If you do a google search about dating today, you’ll see an insane number of articles discussing everything from “What To Do If He Ghosts You” to “How To Keep His Interest After The First Date”. It’s ridiculous.
When I first started dating again, it was strange. Nothing quite stuck, and most of the connections I made with people faltered by the end of the night. However, a few weeks in I met someone who I thought was relatively charming; he was ambitious and intelligent— the kind of person you would want to keep around and share successes with.
We went on one date. It didn’t go well. The connection wasn’t immediately there, but I wanted to give it a second shot.
So, I texted him and he replied cordially. I could tell that he wasn’t interested, but I wanted him to tell me outright. This sluggish back-and-forth went on for a couple of weeks, until I received this message from him:
“I had a lot of fun too, but here’s the problem: I recently decided to move back to New York, and I’ll most likely be leaving at the end of the month.”
Flash forward to two months later. I had been on a number of hit-or-miss dates, and I’d forgotten about that man altogether. I honestly believed that I would never see him again. Following my usual routine, I hit up karaoke with a few of my friends. At the bar, I saw someone I very vaguely recognized.
He’s with a date, and decidedly not in New York— unless New York and Wisconsin miraculously merged overnight to become one nonadjacent Super State. I was livid. How could someone be so spineless?
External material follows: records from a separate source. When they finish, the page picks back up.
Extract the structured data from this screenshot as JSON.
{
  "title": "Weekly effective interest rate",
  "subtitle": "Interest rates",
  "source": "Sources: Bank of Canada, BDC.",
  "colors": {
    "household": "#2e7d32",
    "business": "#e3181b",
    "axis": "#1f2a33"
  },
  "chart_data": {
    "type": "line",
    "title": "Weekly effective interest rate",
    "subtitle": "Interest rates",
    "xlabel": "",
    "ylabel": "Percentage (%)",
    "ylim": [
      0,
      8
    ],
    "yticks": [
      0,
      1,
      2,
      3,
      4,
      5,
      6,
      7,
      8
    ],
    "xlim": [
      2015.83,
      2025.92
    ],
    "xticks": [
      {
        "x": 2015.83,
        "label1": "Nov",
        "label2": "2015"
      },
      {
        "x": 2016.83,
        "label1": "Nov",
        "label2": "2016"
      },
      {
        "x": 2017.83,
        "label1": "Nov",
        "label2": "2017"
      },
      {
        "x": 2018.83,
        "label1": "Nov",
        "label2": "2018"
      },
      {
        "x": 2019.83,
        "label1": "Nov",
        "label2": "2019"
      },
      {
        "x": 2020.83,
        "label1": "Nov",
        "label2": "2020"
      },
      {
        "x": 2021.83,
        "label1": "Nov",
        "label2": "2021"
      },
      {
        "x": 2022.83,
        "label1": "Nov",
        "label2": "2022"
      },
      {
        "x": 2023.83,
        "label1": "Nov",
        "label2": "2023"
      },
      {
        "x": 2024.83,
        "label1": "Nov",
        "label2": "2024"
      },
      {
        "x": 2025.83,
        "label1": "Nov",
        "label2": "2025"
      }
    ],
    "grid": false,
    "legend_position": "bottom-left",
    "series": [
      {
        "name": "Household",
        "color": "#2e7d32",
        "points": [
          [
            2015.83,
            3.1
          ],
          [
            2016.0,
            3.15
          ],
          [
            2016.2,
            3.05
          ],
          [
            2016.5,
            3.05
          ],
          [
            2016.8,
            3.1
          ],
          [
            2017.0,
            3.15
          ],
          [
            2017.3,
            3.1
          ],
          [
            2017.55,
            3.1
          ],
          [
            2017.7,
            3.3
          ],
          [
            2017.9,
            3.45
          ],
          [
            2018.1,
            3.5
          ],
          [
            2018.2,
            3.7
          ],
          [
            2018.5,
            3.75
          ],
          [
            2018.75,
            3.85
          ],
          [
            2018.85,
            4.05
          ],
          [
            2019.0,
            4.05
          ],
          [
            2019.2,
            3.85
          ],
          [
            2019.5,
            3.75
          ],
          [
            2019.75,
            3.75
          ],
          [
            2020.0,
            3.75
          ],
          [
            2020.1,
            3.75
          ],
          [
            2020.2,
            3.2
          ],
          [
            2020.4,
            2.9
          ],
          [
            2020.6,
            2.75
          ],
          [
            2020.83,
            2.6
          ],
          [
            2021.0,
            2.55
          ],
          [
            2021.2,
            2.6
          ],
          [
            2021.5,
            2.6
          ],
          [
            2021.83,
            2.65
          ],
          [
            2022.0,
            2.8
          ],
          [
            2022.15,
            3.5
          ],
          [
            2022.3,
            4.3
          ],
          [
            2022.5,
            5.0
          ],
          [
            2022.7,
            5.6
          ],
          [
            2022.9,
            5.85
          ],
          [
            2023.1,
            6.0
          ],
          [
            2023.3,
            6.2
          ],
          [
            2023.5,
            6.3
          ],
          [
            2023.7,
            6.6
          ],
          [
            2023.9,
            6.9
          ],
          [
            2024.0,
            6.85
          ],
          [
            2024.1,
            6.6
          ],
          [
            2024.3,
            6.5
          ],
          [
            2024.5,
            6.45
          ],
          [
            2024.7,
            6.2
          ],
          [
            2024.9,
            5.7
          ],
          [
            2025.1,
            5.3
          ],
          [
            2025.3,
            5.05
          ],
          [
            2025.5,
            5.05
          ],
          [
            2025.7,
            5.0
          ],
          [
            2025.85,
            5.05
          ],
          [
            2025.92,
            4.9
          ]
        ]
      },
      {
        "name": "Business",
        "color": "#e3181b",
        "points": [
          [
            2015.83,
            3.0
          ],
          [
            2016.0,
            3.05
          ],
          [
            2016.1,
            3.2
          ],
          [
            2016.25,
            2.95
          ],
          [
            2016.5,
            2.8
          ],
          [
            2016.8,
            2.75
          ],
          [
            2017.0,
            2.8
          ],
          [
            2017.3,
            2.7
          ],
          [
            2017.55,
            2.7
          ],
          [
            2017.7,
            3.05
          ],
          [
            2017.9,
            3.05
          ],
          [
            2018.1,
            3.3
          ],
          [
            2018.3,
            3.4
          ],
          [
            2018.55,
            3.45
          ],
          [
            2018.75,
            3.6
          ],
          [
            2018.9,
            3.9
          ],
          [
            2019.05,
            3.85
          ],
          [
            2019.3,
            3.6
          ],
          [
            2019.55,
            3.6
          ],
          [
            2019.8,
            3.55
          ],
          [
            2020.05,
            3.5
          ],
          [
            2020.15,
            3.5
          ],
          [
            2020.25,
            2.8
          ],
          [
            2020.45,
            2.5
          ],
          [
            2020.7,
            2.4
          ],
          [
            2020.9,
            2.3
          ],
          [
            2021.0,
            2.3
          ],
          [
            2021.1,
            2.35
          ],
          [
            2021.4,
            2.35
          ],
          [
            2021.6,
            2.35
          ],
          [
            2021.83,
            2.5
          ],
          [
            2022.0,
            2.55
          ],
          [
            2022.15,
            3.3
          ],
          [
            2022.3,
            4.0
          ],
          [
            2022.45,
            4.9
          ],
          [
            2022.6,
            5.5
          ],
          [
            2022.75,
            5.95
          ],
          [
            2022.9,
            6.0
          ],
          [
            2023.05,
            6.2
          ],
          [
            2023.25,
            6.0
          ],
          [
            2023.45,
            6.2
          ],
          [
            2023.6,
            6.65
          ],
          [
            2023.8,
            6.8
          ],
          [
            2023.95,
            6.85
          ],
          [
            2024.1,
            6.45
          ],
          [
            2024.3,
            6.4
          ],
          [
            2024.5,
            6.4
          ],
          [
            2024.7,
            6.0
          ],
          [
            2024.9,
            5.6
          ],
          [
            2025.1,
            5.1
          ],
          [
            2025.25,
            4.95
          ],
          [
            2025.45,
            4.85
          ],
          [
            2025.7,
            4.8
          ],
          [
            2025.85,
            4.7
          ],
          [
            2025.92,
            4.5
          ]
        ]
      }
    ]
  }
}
Before this night, I would have said that ghosting is the most cowardly thing someone could do when dating— but I was wrong.
Lying is the worst thing you can do.
I am the type of person who will tell someone, ‘No, I don’t want you to buy me a drink’— the type of person who will plainly say, ‘I’m sorry, I’m just not attracted to you.’ I would rather worry less about bruising someone’s ego than pandering to their feelings to avoid conflict.
However, not everyone is like that. Most people tend to let situations fizzle out— leading others on or ghosting them until they take the hint. I’ve been that person in the past. I’ve unintentionally strung people along for the ride, but when I realized what I was doing: I shut it down.
Situations like these feel like a terrible inevitability within our dating culture— but they aren’t. They’re avoidable. Games and power plays in the dating scene don’t need to exist. When people are honest about their feelings— and most importantly, when people are brave: These games disappear.